Now we are prepared to run the population simulation. The original Markov model relied on matrix multiplication and dot products which is not so easy now that we’ve converted the code into a tidy data format.

The first thing to do is combine the population data frame pop and transition probability matrix p_matrix. We can do this using the join operators in dplyr. Joins are a way to match rows according to their entries in specified columns. This is a large field, again very important in SQL when using relational databases. I recommend checking out the help documentation. The base R version merge does lots of the same things as *_join.

The joined data frame looks like the following. We also filter the data frame for one particular cycle and take the product of the state populations and transition probabilities from that state.

dplyr::full_join(pop, p_matrix,
                 by = c("treatment" = "treatment",
                        "state" = "from")) |>
  filter(cycle == j - 1) |> 
  mutate(prop = val.x*val.y) 

Now we wish to sum up the total number of transitions in to a state. To do this we need to specify which groups of rows to do this by using the group_by() function. So we don’t include the from column in this list so all from states to a particular to state are aggregated. How they are aggregated is specified by summarise() which in this case is sum but this could be any statistic plugged in here.

dplyr::full_join(pop, p_matrix,
                 by = c("treatment" = "treatment",
                        "state" = "from")) |>
  filter(cycle == j - 1) |> 
  mutate(prop = val.x*val.y) |>
  group_by(treatment, cycle, to) |>
  summarise(val = sum(prop), .groups = "keep") 

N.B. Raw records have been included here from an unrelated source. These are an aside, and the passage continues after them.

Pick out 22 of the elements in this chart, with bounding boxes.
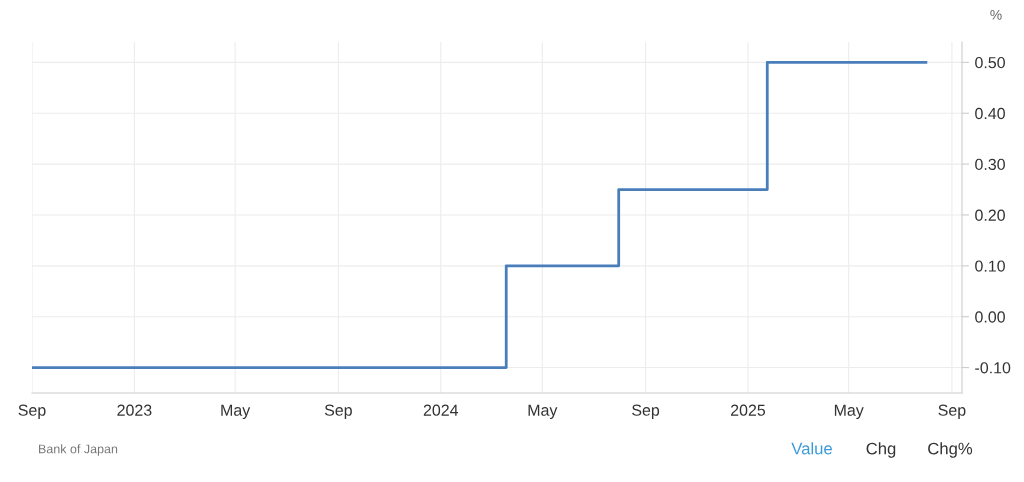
y-tick-label: 0.40 bbox=[975, 107, 1005, 120]
y-tick-label: 0.50 bbox=[975, 56, 1005, 69]
x-tick-label: Sep bbox=[324, 404, 352, 419]
x-tick-label: 2025 bbox=[731, 404, 766, 416]
text: Value bbox=[791, 442, 832, 455]
x-tick-label: May bbox=[221, 404, 251, 419]
x-tick-label: 2024 bbox=[423, 404, 459, 416]
x-tick-label: May bbox=[528, 404, 558, 419]
y-axis-title: % bbox=[990, 9, 1002, 20]
text: Bank of Japan bbox=[39, 444, 118, 456]
y-tick-label: 0.00 bbox=[975, 311, 1005, 323]
x-tick-label: Sep bbox=[632, 404, 660, 419]
text: Chg% bbox=[928, 442, 973, 458]
x-tick-label: May bbox=[834, 404, 864, 419]
x-tick-label: Sep bbox=[938, 404, 966, 419]
y-tick-label: 0.20 bbox=[975, 209, 1005, 221]
x-tick-label: Sep bbox=[18, 404, 46, 419]
y-tick-label: 0.10 bbox=[975, 260, 1005, 272]
text: Chg bbox=[866, 442, 896, 458]
y-tick-label: -0.10 bbox=[975, 362, 1011, 374]
x-tick-label: 2023 bbox=[117, 404, 152, 416]
y-tick-label: 0.30 bbox=[975, 158, 1005, 171]
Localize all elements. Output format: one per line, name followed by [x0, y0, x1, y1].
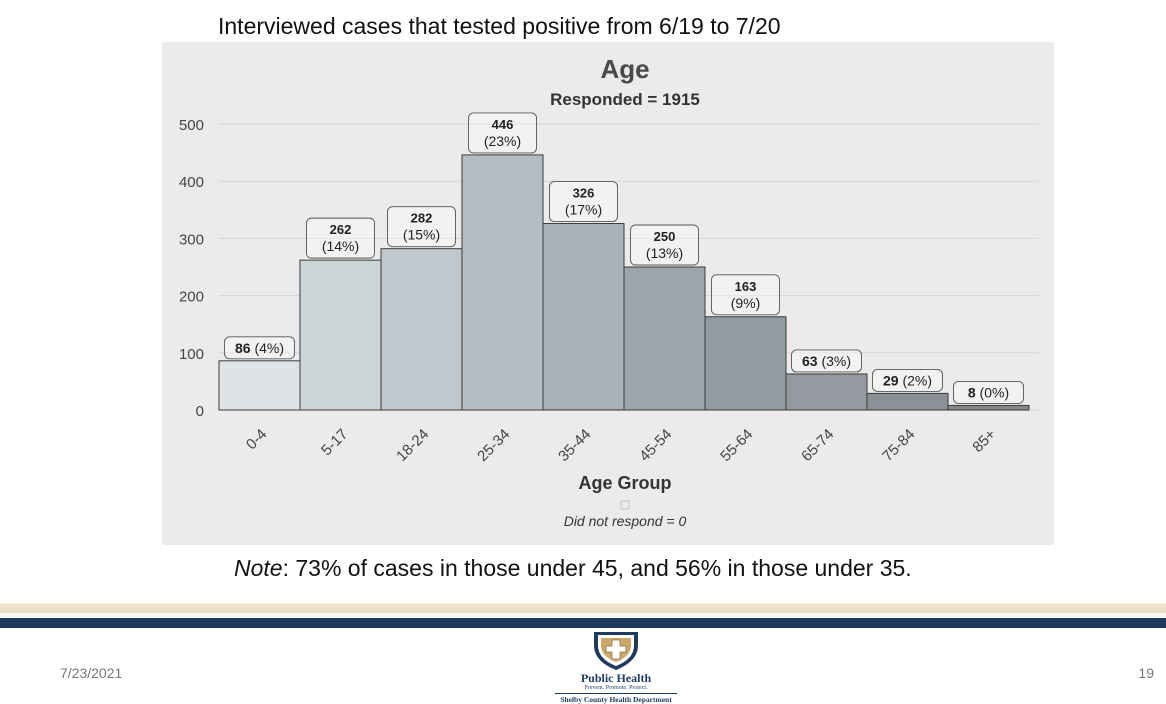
data-label-value: 262: [330, 222, 352, 237]
data-label-text: 8 (0%): [968, 384, 1009, 400]
data-label-text: 29 (2%): [883, 372, 932, 388]
data-label-85+: 8 (0%): [953, 380, 1024, 404]
data-label-value: 29: [883, 372, 899, 388]
data-label-percent: (13%): [646, 245, 683, 261]
public-health-logo: Public Health Prevent. Promote. Protect.…: [548, 629, 684, 704]
data-label-percent: (2%): [899, 372, 932, 388]
x-tick-label: 55-64: [717, 426, 756, 465]
data-label-value: 63: [802, 353, 818, 369]
bar-85+: [947, 404, 1030, 411]
data-label-65-74: 63 (3%): [791, 349, 862, 373]
data-label-percent: (4%): [251, 340, 284, 356]
data-label-0-4: 86 (4%): [224, 336, 295, 360]
data-label-value: 326: [573, 186, 595, 201]
data-label-box: [711, 274, 780, 316]
x-tick-label: 0-4: [243, 426, 270, 453]
bar-0-4: [218, 360, 301, 411]
data-label-box: [224, 336, 295, 360]
bars: [218, 154, 1030, 411]
x-tick-label: 25-34: [474, 426, 513, 465]
data-label-value: 250: [654, 229, 676, 244]
data-label-45-54: 250(13%): [630, 224, 699, 266]
x-tick-label: 85+: [969, 426, 999, 456]
data-label-18-24: 282(15%): [387, 206, 456, 248]
data-label-55-64: 163(9%): [711, 274, 780, 316]
footer-band-navy: [0, 618, 1166, 628]
y-tick-label: 100: [179, 346, 204, 363]
data-label-percent: (14%): [322, 238, 359, 254]
bar-35-44: [542, 223, 625, 411]
note-text: : 73% of cases in those under 45, and 56…: [282, 555, 912, 581]
bar-25-34: [461, 154, 544, 411]
logo-department: Shelby County Health Department: [560, 695, 672, 704]
y-tick-label: 0: [196, 403, 204, 420]
chart-footnote: Did not respond = 0: [564, 513, 687, 529]
data-label-box: [872, 368, 943, 392]
y-tick-label: 200: [179, 289, 204, 306]
data-label-box: [630, 224, 699, 266]
y-tick-label: 300: [179, 231, 204, 248]
data-label-percent: (23%): [484, 133, 521, 149]
x-tick-label: 18-24: [393, 426, 432, 465]
logo-divider: [555, 693, 677, 694]
x-tick-label: 35-44: [555, 426, 594, 465]
data-label-percent: (0%): [976, 384, 1009, 400]
data-label-box: [953, 380, 1024, 404]
note-label: Note: [234, 555, 283, 581]
data-label-box: [468, 112, 537, 154]
x-tick-label: 5-17: [318, 426, 351, 459]
data-label-percent: (17%): [565, 202, 602, 218]
logo-tagline: Prevent. Promote. Protect.: [584, 685, 648, 691]
data-label-text: 86 (4%): [235, 340, 284, 356]
x-tick-label: 65-74: [798, 426, 837, 465]
x-tick-label: 75-84: [879, 426, 918, 465]
footer-date: 7/23/2021: [60, 665, 123, 681]
chart-title: Age: [600, 54, 649, 84]
y-tick-label: 500: [179, 117, 204, 134]
data-label-value: 86: [235, 340, 251, 356]
data-labels: 86 (4%) 262(14%) 282(15%) 446(23%) 326(17%) 2…: [224, 112, 1024, 404]
shield-cross-icon: [594, 632, 638, 670]
slide-heading: Interviewed cases that tested positive f…: [218, 13, 781, 39]
bar-55-64: [704, 316, 787, 411]
bar-5-17: [299, 259, 382, 411]
chart-subtitle: Responded = 1915: [550, 90, 700, 109]
data-label-box: [387, 206, 456, 248]
data-label-value: 446: [492, 117, 514, 132]
data-label-box: [549, 181, 618, 222]
logo-title: Public Health: [580, 671, 652, 685]
x-axis-ticks: 0-4 5-17 18-24 25-34 35-44 45-54 55-64 65-74 75-…: [243, 426, 1000, 465]
data-label-75-84: 29 (2%): [872, 368, 943, 392]
placeholder-box-icon: [620, 500, 630, 510]
data-label-value: 282: [411, 211, 433, 226]
x-tick-label: 45-54: [636, 426, 675, 465]
data-label-box: [306, 217, 375, 259]
bar-65-74: [785, 373, 868, 411]
bar-18-24: [380, 248, 463, 411]
data-label-35-44: 326(17%): [549, 181, 618, 222]
footer-band-cream: [0, 603, 1166, 613]
data-label-percent: (9%): [731, 295, 761, 311]
bar-75-84: [866, 392, 949, 411]
data-label-box: [791, 349, 862, 373]
data-label-text: 63 (3%): [802, 353, 851, 369]
y-tick-label: 400: [179, 174, 204, 191]
bar-45-54: [623, 266, 706, 411]
data-label-value: 8: [968, 384, 976, 400]
data-label-value: 163: [735, 279, 757, 294]
data-label-percent: (15%): [403, 227, 440, 243]
data-label-percent: (3%): [818, 353, 851, 369]
x-axis-label: Age Group: [579, 473, 672, 493]
data-label-5-17: 262(14%): [306, 217, 375, 259]
note-line: Note: 73% of cases in those under 45, an…: [234, 555, 912, 582]
page-number: 19: [1138, 665, 1154, 681]
data-label-25-34: 446(23%): [468, 112, 537, 154]
chart-panel: Age Responded = 1915 0 100 200 300 400 500 86…: [162, 42, 1054, 545]
y-axis-ticks: 0 100 200 300 400 500: [179, 117, 204, 420]
footer-band-gap: [0, 613, 1166, 618]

Finally, we need to insert these newly calculated population values in to the pop data frame. We can do this with another full_join. The join doesn’t overwrite the val column though, even though they’re called the same thing. It creates two new columns called val.x and val.y. However, we do want the new population val to be inserted into the current list. This is something called coalescing and again is something from SQL. Generally speaking, coalesce returns the first non-empty value from a set of available values so in our case it replaces empty val with values from the val.y column. To clean up we just remove the val.x and val.y columns using select and a negative sign in front of the names.

dplyr::full_join(pop, p_matrix,
                 by = c("treatment" = "treatment",
                        "state" = "from")) |>
  filter(cycle == j - 1) |> 
  mutate(prop = val.x*val.y) |>
  group_by(treatment, cycle, to) |>
  summarise(val = sum(prop), .groups = "keep") |> 
  mutate(cycle = j) |> 
  rename(state = to) |> 
  full_join(pop, by = c("treatment", "cycle", "state")) |> 
  mutate(val = coalesce(val.x, val.y)) |>
  select(-val.x, -val.y)

Clearly, this is not as elegant as the original code and is a good example of when certain approaches are appropriate for certain jobs. The full solutions for these exercise is in the file Markov_model_tidyverse.R. Try running the whole thing and understanding all of the new elements.